ベクトル同士の類似度はコサイン類似度を用いて計算が可能です。
recommend_engineクラスは、与えられた映画とDBに保持している映画とのコサイン類似度を計算し、もっとも高いスコアのものを返します。

In [99]:
%precision %.2f

import urllib3
import json
import sqlite3
import re
import numpy as np
from sklearn.feature_extraction.text import TfidfVectorizer
from sklearn.metrics.pairwise import cosine_similarity

class recommend_engine:
    def __init__(self, dbname, apikey):
        self.conn = sqlite3.connect(dbname)
        self.apikey = apikey
        
    def __delete__(self):
        self.conn.close()

    # Escape the white spaces
    def __format_title(self, title):
        return title.replace(' ', '%20')

    # Delete numbers as they are valueless in vectorization
    def __format_plot(self, plot):
        return re.sub('\d', '', plot)
        
    def __fetch_plot(self, title):
        http = urllib3.PoolManager()
        base_url = "http://www.omdbapi.com/?apikey=" +  self.apikey + "&plot=full&t="

        url = base_url + self.__format_title(title)
        response = http.request('GET', url) 
        data = json.loads(response.data)
        
        if 'Plot' not in data:
            return None
        
        plot =  data['Plot'].replace('\'', '')
        return plot
        
    def __find_most_similar(self, vecs):
        target_vec = vecs[-1]
        best_score = 0
        best_index = -1

        length = vecs.shape[0]

        for index, vec in enumerate(vecs):
            #　Break as the last one is the user input
            if index == length - 1:
                break

            score = cosine_similarity(target_vec, vec)
            # Exclude the same movie as the user input
            if score < 1 and score > best_score:
                best_score = score
                best_index = index
        
        if best_index == -1:
            # "We can't find any recommended movies. Please try a different title."
            raise Exception("オススメの映画が見つかりませんでした。違うタイトルを試してください。")
            
        return (best_index, best_score)

    def recommend(self, title):
        data = self.conn.execute('select * from movies')
        data_list = data.fetchall()
        title_plots = [(row[1], row[2]) for row in data_list]

        plot = self.__fetch_plot(title)
        if plot is None:
            # "We can't get the movie data. Please try a different title."
            raise Exception('作品データが取得できませんでした。違うタイトルを試してください。')
        
        title_plots.append((title, plot))

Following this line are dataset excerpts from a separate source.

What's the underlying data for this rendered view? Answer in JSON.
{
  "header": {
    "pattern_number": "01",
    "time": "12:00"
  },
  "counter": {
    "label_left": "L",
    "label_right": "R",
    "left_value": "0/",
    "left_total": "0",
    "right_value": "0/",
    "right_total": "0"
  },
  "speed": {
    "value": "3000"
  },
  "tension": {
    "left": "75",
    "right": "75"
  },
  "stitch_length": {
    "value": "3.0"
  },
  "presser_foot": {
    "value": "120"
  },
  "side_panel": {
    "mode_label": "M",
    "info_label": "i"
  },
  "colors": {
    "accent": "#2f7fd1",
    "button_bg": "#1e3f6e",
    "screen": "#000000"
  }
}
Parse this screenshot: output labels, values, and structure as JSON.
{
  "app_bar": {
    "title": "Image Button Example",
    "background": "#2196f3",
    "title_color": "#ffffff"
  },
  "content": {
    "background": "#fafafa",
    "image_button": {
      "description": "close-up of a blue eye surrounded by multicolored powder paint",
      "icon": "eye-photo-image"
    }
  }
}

        vectorizer = TfidfVectorizer()
        vecs = vectorizer.fit_transform([self.__format_plot(p[1]) for p in title_plots])

        (best_index, best_score) = self.__find_most_similar(vecs)
        return title_plots[best_index]

with open('apikey.txt', 'r') as file:
    engine = recommend_engine('recommend.db', file.read())
    # Input your favorite movie title in English.
    title = input('好きな映画のタイトルを英語で入力してください')

    try:
        (recommended_title, recommended_plot) = engine.recommend(title)
        print()
        # This is our recommend for you!
        print(title + 'が好きなあなたへのオススメはこちら！')
        print('Title: ' + recommended_title)
        print('Plot: ' + recommended_plot)
    except Exception as e:
        print(e)

好きな映画のタイトルを英語で入力してくださいLife Is Beautiful

Life Is Beautifulが好きなあなたへのオススメはこちら！
Title: Inglourious Basterds
Plot: In German-occupied France, young Jewish refugee Shosanna Dreyfus witnesses the slaughter of her family by Colonel Hans Landa. Narrowly escaping with her life, she plots her revenge several years later when German war hero Fredrick Zoller takes a rapid interest in her and arranges an illustrious movie premiere at the theater she now runs. With the promise of every major Nazi officer in attendance, the event catches the attention of the "Basterds", a group of Jewish-American guerrilla soldiers led by the ruthless Lt. Aldo Raine. As the relentless executioners advance and the conspiring young girls plans are set in motion, their paths will cross for a fateful evening that will shake the very annals of history.